M : Injustice, agression, incompréhension.
(Ce sont les mots qui caractérisent la blessure, le problème, l’origine du problème)
P : Je vais écrire ces trois mots au paper board ; comme ça on ne va pas les oublier. Tu laisses passer ces trois mots dans ta tête… Et maintenant donne-moi 3 autres mots qui montent dans ton esprit.
M : Réparation, Bienveillance, Courage.
(Ce sont les mots qui vont permettre de trouver la solution, d’aboutir à la levée de la souffrance)
(Paule les écrit au tableau)
P : Merci Myrtille, il est possible qu’il manque encore un mot, ou deux ou trois.
M : Colère (les larmes montent)
P : –
M : (Pleurs)
(Paule soutien Myrtille en non verbal, elle montre son empathie)
P : Tu viens de donner les mots qui expriment le problème : injustice, agression, incompréhension et les mots qui expriment la voie de la solution : réparation, bienveillance, courage.
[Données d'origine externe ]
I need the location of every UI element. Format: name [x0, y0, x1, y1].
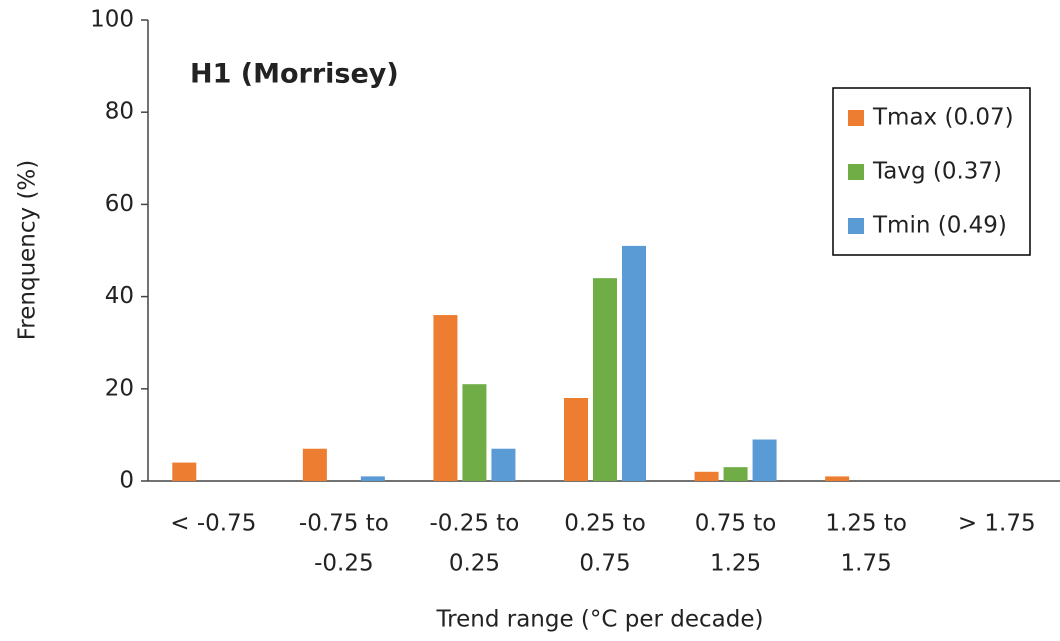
bar [462, 384, 487, 481]
x-tick-label: > 1.75 [958, 511, 1036, 537]
bar [622, 245, 646, 481]
x-tick-label: -0.25 [314, 551, 374, 577]
chart-annotation: H1 (Morrisey) [190, 59, 399, 90]
bar [593, 278, 617, 481]
bar [825, 476, 850, 481]
bar [172, 462, 197, 481]
x-tick-label: 1.25 to [825, 511, 907, 537]
legend-swatch [848, 164, 864, 180]
bar [564, 398, 588, 481]
bar [491, 448, 516, 481]
bar [360, 476, 385, 481]
x-tick-label: 0.75 [579, 551, 630, 577]
x-tick-label: -0.25 to [429, 511, 519, 537]
y-tick-label: 0 [119, 468, 134, 494]
y-tick-label: 100 [90, 7, 134, 33]
y-axis-label: Frenquency (%) [15, 160, 41, 341]
x-tick-label: -0.75 to [299, 511, 389, 537]
bar [752, 439, 777, 481]
bar [723, 467, 748, 481]
legend-label: Tavg (0.37) [872, 159, 1002, 185]
bar [433, 315, 458, 481]
y-tick-label: 80 [105, 99, 134, 125]
bar [302, 448, 327, 481]
legend-swatch [848, 110, 864, 126]
legend-swatch [848, 218, 864, 234]
legend-label: Tmin (0.49) [872, 213, 1007, 239]
x-axis-label: Trend range (°C per decade) [435, 607, 763, 633]
legend-label: Tmax (0.07) [872, 105, 1014, 131]
bar [694, 471, 719, 481]
x-tick-label: 0.25 to [564, 511, 646, 537]
x-tick-label: 1.25 [710, 551, 761, 577]
x-tick-label: 0.25 [449, 551, 500, 577]
y-tick-label: 20 [105, 375, 134, 401]
y-tick-label: 60 [105, 191, 134, 217]
x-tick-label: < -0.75 [170, 511, 256, 537]
x-tick-label: 0.75 to [695, 511, 777, 537]
y-tick-label: 40 [105, 283, 134, 309]
x-tick-label: 1.75 [841, 551, 892, 577]
legend-box [832, 87, 1031, 256]
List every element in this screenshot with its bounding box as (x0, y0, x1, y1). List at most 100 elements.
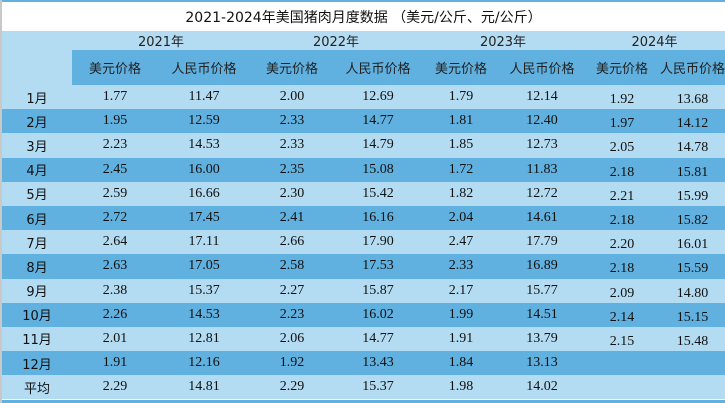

P : Est-ce que tu peux obtenir une réparation de la part de Sidonie ?
M : Non, je ne crois pas
(Pour l’instant l’Enfant est trop énergétisé pour que cette solution puisse être acceptée, elle pourra être réenvisagée lorsque l’Adulte de Myrtille sera a nouveau présent et disponible)
P : Qu’est ce que tu vas substituer à la place ?
M : de la protection, comment me mettre à l’abri
(le superviseur écrit ‘protection’ au tableau)
P : Est-ce que tu peux obtenir de la bienveillance ? (En montrant les mots écrits au tableau)
M : De la part de Sidonie, non, ce n’est pas possible. Mais j’ai beaucoup de la bienveillance de la part de mes autres collègues dans le réseau. J’ai beaucoup de bienveillance de la part de certains de mes collègues qui ne sont pas dans le réseau.
P : Est-ce que tu peux me donner quelques noms de clients chez qui tu te sens dans la bienveilllance ?
M : (donne des noms de clients)
(Paule permet à Myrtille de commencer à voir qu’elle est elle même généralement dans la bienveillance. La bienveillance apparait comme un besoin de l’Enfant de Myrtille et comme une de ses valeurs centrales d’intervenante)
P : Tu te sens bienveillante et tu peux obtenir de la bienveillance.
M : (Acquiesce)
P : Dans ton histoire professionnelle, ou d’élève, quelle personne a été la plus bienveillante ? De qui te rappelles-tu ?
M : Ma prof de CP
(La question oriente Myrtille vers une réponse dans son enfance. S’agit-il de thérapie ? En ce qui me concerne je ne crois pas, l’orientation n’étant pas vers la souffrance, le manque, mais vers la vie d’écolière et le soutien reçu. Si la question avait été exclusivement centrée sur la vie professionnelle, le risque d’aborder la zone de la thérapie ne se serait pas posée).
P : Comment s’appelle-t-elle ?
M : Mme C.
P : Raconte-moi une histoire avec Mme C., une histoire de bienveillance.
M : (raconte une histoire de CP)
P : Est-ce qu’elle aurait laissé Sidonie te dire des choses blessantes.
M : Non ! Elle n’aurait pas laissé faire.
(Paule fait intervenir Mme C. comme soutien de l’Enfant).
P : Est-ce qu’il y a d’autres figures d’autorité dans ton cadre professionnel qui ont été bienveillants ?
M : Oui, Pierre
(Paule recentre sur la vie professionnelle)
P : Si Pierre avait pu être présent au moment du conflit, qu’est ce qu’il aurait dit ?
M : Qu’on peut tout se dire, mais avec du respect.
P : Quand tu penses que Pierre serait intervenu et aurait dit qu’on peut tout se dire avec respect qu’est-ce que cela te fait ?
M : de la tranquillité.
(Paule fait ensuite appel à d’autres figures d’autorité professionnelles)
P : Tout à l’heure tu as utilisé le mot courage. Tu as du courage ?
M : Ah oui, ça j’en ai. J’ouvre ma gueule, je dis les choses, je suis honnête.
P : C’est quoi le courage pour toi ?
M : Etre honnête, aller au delà de la peur, surmonter des difficultés.
P : Comment Pierre peut-il savoir que tu es courageuse ?
M : (donne des réponses)
P : Tu as donné tout à l’heure le mot protection au tout début de notre entretien. Est-ce que tu as besoin de protections physiques ? de protections psychologiques ?
M : (donne des réponses)
(Paule revient à la demande de départ et va aider Myrtille à trouver les protections dont elle a besoin, maintenant que son Enfant est tranquillisé et que son Adulte est disponible.)